Towns in Cork that do not already have pay parking should not have it foisted on them, according to the local authority’s new pay parking policy.
However, money raised in towns through pay parking and fines should be ringfenced for reinvestment in those areas instead of going into general council coffers, according to the same document.
Cork County Council said a draft pay parking management policy for the county will be presented to the next Roads and Transportation Strategic Policy Committee at its meeting in December.
While some towns in Cork have pay parking, many others, particularly in West Cork, do not. It has now emerged that pay parking can only be introduced in those towns if local councillors decide to do so — something described as a “non-runner” by one member of the West Cork Municipal District Committee.
A spokesman for Cork County Council said: “It is accepted that the introduction of pay parking to any town where this does not currently exist will be a matter for that municipal district committee.
“However, in the interests of fairness and equity, it would be desirable that some or all of the financial benefits from pay parking would be ringfenced for reinvestment in the towns where it is raised.”

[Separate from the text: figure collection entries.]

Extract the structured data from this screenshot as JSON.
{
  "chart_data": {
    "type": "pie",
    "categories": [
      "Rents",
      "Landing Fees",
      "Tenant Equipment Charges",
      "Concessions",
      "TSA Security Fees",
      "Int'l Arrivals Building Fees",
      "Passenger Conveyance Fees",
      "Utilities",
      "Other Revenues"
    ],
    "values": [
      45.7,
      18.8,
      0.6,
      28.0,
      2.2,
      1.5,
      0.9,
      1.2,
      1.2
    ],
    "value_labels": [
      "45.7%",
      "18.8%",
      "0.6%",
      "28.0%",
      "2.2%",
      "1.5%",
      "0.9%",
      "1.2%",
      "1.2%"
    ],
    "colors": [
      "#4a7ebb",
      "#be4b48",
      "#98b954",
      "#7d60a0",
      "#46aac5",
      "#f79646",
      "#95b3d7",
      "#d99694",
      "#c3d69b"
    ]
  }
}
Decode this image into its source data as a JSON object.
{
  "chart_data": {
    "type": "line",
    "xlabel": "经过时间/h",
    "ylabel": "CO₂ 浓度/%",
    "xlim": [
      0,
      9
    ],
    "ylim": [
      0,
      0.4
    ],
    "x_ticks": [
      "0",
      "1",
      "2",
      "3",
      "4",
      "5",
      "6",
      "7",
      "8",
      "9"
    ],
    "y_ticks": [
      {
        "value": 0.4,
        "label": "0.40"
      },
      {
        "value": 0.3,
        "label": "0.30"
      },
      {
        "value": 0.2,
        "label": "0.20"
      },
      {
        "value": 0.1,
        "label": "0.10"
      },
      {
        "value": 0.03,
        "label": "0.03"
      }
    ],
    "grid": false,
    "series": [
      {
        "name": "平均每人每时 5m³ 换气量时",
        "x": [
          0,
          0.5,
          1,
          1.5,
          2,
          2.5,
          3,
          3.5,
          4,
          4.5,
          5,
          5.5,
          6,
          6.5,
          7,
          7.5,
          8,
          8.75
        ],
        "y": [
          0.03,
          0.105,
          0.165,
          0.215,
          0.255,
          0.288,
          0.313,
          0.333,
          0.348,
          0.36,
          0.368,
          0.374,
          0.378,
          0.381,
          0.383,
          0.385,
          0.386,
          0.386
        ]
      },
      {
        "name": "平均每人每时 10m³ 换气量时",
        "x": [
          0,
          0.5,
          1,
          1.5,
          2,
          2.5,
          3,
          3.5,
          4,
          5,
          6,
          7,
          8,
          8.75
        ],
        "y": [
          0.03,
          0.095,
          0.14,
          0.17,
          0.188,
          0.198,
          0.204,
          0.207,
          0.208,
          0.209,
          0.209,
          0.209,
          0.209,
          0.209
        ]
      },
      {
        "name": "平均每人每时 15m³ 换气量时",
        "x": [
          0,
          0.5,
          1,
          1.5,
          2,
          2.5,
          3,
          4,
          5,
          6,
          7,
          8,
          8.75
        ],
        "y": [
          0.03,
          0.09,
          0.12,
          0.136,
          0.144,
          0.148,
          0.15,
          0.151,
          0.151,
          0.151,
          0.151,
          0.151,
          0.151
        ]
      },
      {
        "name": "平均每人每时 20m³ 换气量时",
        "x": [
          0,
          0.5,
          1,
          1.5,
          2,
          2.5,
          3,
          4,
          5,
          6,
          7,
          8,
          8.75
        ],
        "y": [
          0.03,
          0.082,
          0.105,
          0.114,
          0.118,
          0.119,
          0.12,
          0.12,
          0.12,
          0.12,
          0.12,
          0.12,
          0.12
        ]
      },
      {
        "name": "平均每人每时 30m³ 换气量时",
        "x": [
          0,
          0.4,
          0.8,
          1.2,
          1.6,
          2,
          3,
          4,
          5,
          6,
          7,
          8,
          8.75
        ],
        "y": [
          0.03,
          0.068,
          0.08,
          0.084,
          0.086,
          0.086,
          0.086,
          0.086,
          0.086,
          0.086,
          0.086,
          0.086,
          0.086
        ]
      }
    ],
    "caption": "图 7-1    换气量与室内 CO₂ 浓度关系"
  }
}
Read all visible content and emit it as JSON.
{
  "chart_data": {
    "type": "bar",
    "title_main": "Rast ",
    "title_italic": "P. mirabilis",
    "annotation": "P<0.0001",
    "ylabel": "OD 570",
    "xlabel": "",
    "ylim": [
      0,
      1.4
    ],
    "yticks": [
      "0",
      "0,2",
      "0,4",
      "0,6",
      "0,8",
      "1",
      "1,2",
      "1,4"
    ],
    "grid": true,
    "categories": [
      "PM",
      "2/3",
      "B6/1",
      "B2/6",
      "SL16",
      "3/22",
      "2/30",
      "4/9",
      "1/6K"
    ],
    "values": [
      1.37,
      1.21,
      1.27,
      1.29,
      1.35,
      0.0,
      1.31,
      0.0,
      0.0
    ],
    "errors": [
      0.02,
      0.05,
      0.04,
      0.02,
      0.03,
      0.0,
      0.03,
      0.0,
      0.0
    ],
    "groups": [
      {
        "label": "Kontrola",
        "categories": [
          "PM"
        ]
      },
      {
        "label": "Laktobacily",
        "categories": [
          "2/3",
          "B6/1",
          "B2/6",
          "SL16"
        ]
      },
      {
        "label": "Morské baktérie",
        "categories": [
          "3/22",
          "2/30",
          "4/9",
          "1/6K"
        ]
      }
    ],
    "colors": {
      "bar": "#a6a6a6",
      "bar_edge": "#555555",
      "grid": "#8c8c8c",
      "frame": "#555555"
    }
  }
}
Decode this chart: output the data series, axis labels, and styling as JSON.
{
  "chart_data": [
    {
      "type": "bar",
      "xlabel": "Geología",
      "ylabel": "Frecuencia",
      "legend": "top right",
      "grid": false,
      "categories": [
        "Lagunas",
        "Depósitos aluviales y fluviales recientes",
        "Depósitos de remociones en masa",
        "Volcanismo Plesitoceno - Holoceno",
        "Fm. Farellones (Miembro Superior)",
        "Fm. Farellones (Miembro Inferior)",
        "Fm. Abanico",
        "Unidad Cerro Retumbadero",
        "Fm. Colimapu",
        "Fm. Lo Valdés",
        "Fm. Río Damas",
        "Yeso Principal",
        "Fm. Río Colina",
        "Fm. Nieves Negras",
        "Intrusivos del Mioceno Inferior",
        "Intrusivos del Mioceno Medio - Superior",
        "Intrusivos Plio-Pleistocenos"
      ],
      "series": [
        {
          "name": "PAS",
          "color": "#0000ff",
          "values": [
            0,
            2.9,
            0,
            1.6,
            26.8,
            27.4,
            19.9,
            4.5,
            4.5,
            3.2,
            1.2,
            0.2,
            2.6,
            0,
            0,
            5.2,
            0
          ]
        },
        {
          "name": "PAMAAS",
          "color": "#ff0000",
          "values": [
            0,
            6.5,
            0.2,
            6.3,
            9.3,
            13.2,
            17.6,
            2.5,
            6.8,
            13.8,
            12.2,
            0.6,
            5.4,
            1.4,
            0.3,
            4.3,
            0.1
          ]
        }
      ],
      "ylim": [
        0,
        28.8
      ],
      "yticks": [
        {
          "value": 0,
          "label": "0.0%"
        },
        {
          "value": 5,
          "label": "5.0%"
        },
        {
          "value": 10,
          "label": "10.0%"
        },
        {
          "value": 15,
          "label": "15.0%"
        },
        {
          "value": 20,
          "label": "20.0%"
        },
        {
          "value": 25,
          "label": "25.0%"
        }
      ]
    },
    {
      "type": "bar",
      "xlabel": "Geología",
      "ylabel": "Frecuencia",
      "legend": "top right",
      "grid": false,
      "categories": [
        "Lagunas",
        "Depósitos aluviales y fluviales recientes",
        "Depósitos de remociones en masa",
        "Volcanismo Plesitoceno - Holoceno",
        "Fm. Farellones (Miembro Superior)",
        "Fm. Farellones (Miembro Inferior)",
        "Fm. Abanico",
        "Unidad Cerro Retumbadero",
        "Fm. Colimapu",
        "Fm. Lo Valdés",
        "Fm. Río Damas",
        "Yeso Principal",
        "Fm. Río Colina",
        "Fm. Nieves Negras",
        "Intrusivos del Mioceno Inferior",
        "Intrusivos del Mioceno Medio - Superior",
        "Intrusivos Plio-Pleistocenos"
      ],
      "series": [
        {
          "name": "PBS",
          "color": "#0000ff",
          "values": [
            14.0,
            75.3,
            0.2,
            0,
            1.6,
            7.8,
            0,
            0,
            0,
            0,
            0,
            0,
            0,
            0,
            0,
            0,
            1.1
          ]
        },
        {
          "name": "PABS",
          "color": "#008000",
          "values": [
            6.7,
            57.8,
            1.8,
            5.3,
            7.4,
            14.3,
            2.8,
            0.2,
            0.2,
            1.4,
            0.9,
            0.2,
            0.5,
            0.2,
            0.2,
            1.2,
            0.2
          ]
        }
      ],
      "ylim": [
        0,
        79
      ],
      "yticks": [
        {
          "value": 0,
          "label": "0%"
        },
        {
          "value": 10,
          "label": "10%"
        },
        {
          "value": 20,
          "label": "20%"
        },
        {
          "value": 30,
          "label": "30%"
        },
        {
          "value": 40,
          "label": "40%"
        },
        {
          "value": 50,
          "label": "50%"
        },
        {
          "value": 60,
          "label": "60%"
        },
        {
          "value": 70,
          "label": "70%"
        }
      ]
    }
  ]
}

It means that the decision as to whether to introduce pay parking in parts of West Cork lies with the eight local councillors.
One of them, Sinn Féin’s Paul Hayes, said there was a prevailing view that pay parking was not wanted in the area. “We are all of the one voice on it,” he said. “I think it is a non-runner for the foreseeable future.”
He said while pay parking undoubtedly raised revenue, it also pushed people towards out-of-town shopping options at a time when there is a need to keep town centres vibrant and busy.
He said that West Cork could continue to be promoted as free from pay parking, which would be “of great benefit to locals and visitors alike”.
Councillors had sought clarity on the issue amid suggestions that a ‘one size fits all’ policy might be implemented following the abolition of local town councils earlier this year.
However, Mr Hayes said that local councillors would “be shot” if they decided that pay parking should be introduced, although he said there was a need for better parking management in some towns so as to facilitate locals, businesses, and their employees and other groups.